Description
We’re using Puppeteer to launch a Chrome instance with the --use-fake-device-for-media-stream flag. However, we occasionally encounter an issue where the speaker doesn’t work—we can’t hear the other participants speaking.
Upon checking the Zoom management page, we found that the microphone status showed an error: getUserMedia failed.
Could you help investigate the cause of this issue? It only occurs intermittently; in most cases, everything works as expected.
Here is the session ID for reference: 3SS0uapFTLyfj7n33YeFGA==
After analyzing the log, we found that when attempting to capture audio, the browser returned a NotReadableError. This may be due to the improper configuration of the fake media. Did you also set the --use-file-for-fake-audio-capture argument?
If your goal is only to hear remote users’ audio, you can set the speakerOnly option to true.
We only want to hear remote users’ audio. If I set the speakerOnly option to true, will startAudio still work and allow us to hear others even if the browser throws a NotReadableError?
Or does setting speakerOnly = true ensure that the NotReadableError will never occur?
Could you help investigate why we’re unable to render the video stream from other users?
Could this be related to the microphone issue mentioned earlier?
@vic.yang Could you help troubleshoot whether the delay was caused by a Zoom SDK problem, a network issue, or resource limitations on the client side (e.g., memory or CPU usage)?

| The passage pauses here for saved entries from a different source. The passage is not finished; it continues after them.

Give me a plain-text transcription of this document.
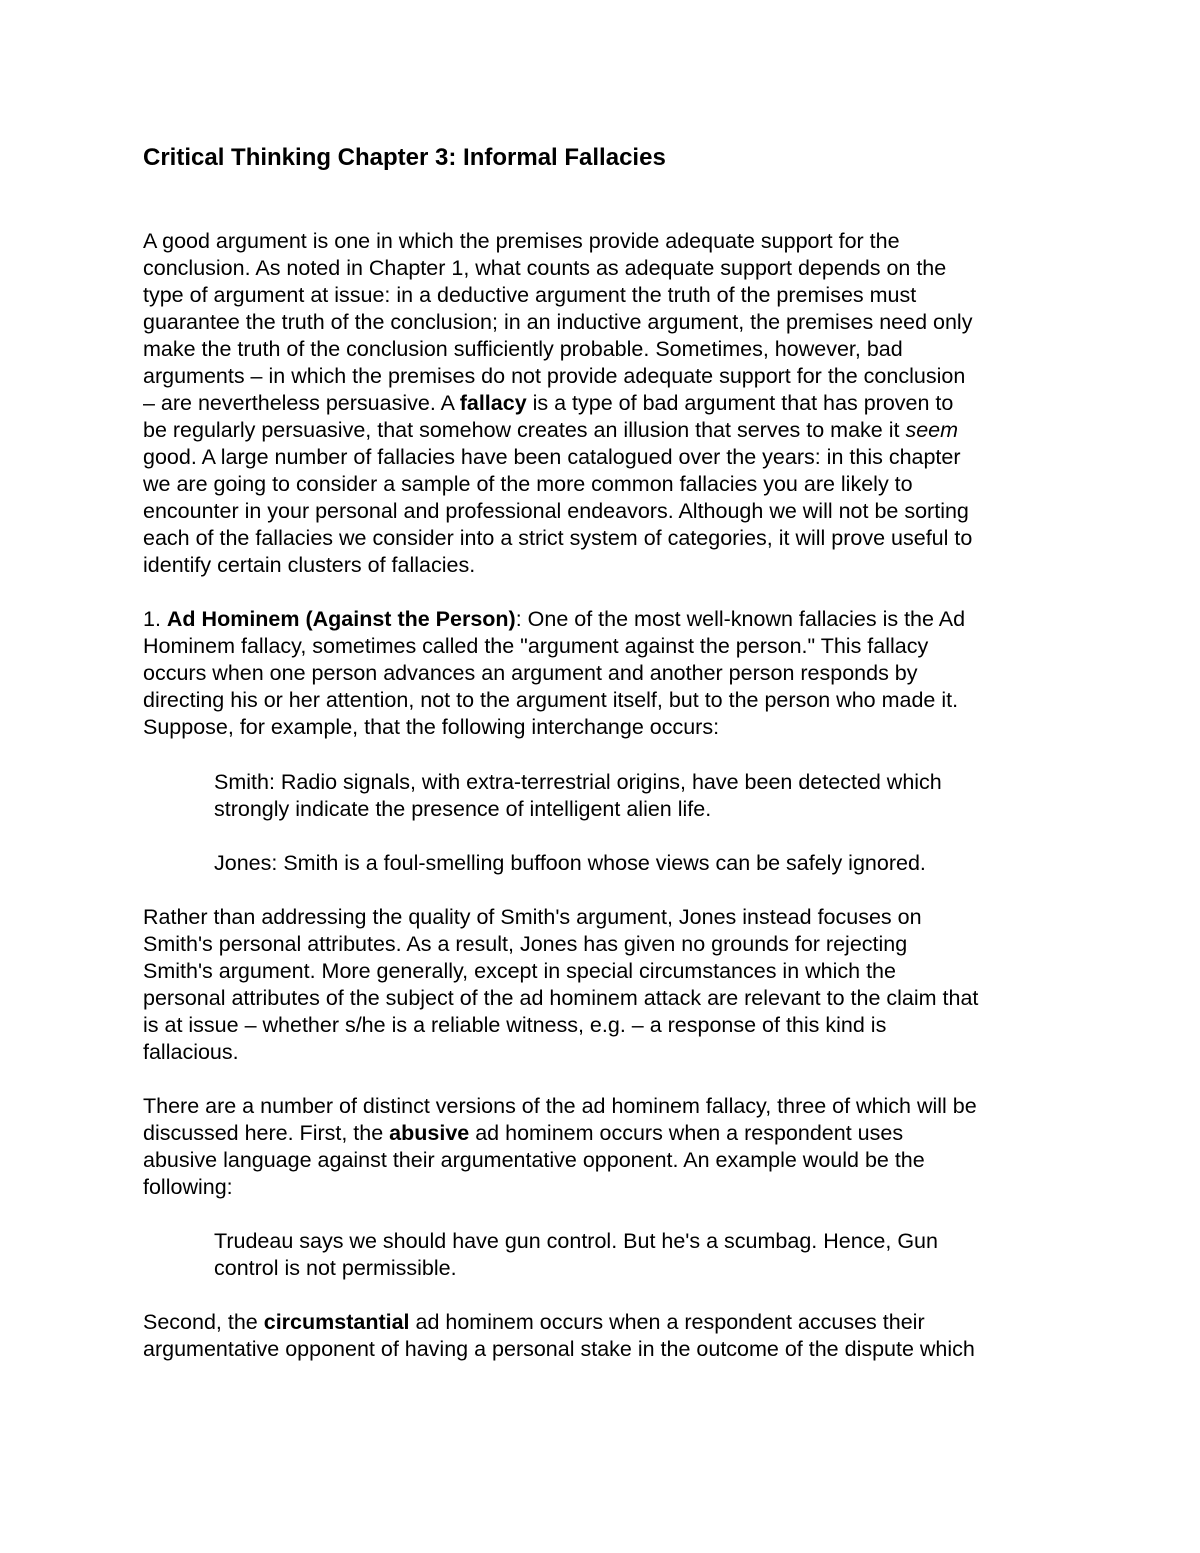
Critical Thinking Chapter 3: Informal Fallacies
A good argument is one in which the premises provide adequate support for the
conclusion. As noted in Chapter 1, what counts as adequate support depends on the
type of argument at issue: in a deductive argument the truth of the premises must
guarantee the truth of the conclusion; in an inductive argument, the premises need only
make the truth of the conclusion sufficiently probable. Sometimes, however, bad
arguments – in which the premises do not provide adequate support for the conclusion
– are nevertheless persuasive. A fallacy is a type of bad argument that has proven to
be regularly persuasive, that somehow creates an illusion that serves to make it seem
good. A large number of fallacies have been catalogued over the years: in this chapter
we are going to consider a sample of the more common fallacies you are likely to
encounter in your personal and professional endeavors. Although we will not be sorting
each of the fallacies we consider into a strict system of categories, it will prove useful to
identify certain clusters of fallacies.
1. Ad Hominem (Against the Person): One of the most well-known fallacies is the Ad
Hominem fallacy, sometimes called the "argument against the person." This fallacy
occurs when one person advances an argument and another person responds by
directing his or her attention, not to the argument itself, but to the person who made it.
Suppose, for example, that the following interchange occurs:
Smith: Radio signals, with extra-terrestrial origins, have been detected which
strongly indicate the presence of intelligent alien life.
Jones: Smith is a foul-smelling buffoon whose views can be safely ignored.
Rather than addressing the quality of Smith's argument, Jones instead focuses on
Smith's personal attributes. As a result, Jones has given no grounds for rejecting
Smith's argument. More generally, except in special circumstances in which the
personal attributes of the subject of the ad hominem attack are relevant to the claim that
is at issue – whether s/he is a reliable witness, e.g. – a response of this kind is
fallacious.
There are a number of distinct versions of the ad hominem fallacy, three of which will be
discussed here. First, the abusive ad hominem occurs when a respondent uses
abusive language against their argumentative opponent. An example would be the
following:
Trudeau says we should have gun control. But he's a scumbag. Hence, Gun
control is not permissible.
Second, the circumstantial ad hominem occurs when a respondent accuses their
argumentative opponent of having a personal stake in the outcome of the dispute which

@vic.yang Could you help investigate the issue where both the microphone and speaker are not accessible for the RECORDING_BOT when starting audio with the speakerOnly option set to true in the following sessions:
After analyzing the logs, these two BOT users did not successfully start audio, possibly due to the browser’s autoplay policy requiring user interaction.
You can listen for the auto-play-audio-failed event.
If you’re using Puppeteer, consider adding the launch flag --autoplay-policy=no-user-gesture-required.
@vic.yang Do you know why this happens randomly with the same code? Could it be related to the timing of the startAudio call — maybe it’s being called too soon?"
If stream.startAudio is called immediately upon joining a session, it might fail. Use the auto-play-audio-failed event to get notified of this issue so you can prompt users to interact with the page to restore audio.
‘Called immediately upon joining a session’ here means there’s no opportunity for user interaction between joining the session and calling startAudio.
For more details on auto-play policy, you can refer to the documentation on MDN.
May I ask a bit more? Is it possible that startAudio sometimes doesn’t return an error directly, and instead we need to listen for the auto-play-audio-failed event? Similarly, for video — in cases where errors aren’t caught by startVideo,…— how should I handle those situations?
startAudio has a timeout mechanism — if it fails to join audio within 40 seconds, it will return a timeout error.
When auto-play requirements aren’t met, the Video SDK interrupts the join process and emits the auto-play-audio-failed event. In that event, simply guiding the user to interact with the page will allow the SDK to resume the join process.
startVideo doesn’t have this issue, as browsers don’t impose autoplay restrictions on video capture.
@vic.yang Continue follow the reason why BOT users sometimes fail to start audio:
it may be due to the browser’s autoplay policy, which requires user interaction before playing audio.
To start a BOT joining a meeting, we launch a separate EC2 instance for each BOT using a headless browser, which joins the meeting without any manual user interaction. However, this issue only occurs in rare cases — most BOT sessions do not encounter autoplay policy errors.
At this time, we haven’t been able to reliably reproduce the error, which makes it difficult to pinpoint and address the root cause with supporting evidence. Do you have any suggestions or recommendations that might help us investigate further? Thank you very much!
Our problem is that we haven’t been able to reproduce the error to confirm whether it’s actually caused by the autoplay policy (user-gesture-required). Because of this, we’re uncertain if adding --autoplay-policy=no-user-gesture-required will fully resolve the issue.
In normal cases, when we check the autoplay policy via about://media-engagement, it already shows no-user-gesture-required—even without explicitly setting the flag.
Could you recommend the best practice for when to start audio?
Should we call startAudio immediately after joining the session, or wait for a specific event?
Is it safe to call stream.startAudio and stream.switchSpeaker in parallel?
Are there any potential issues, and what would be the recommended approach for this scenario?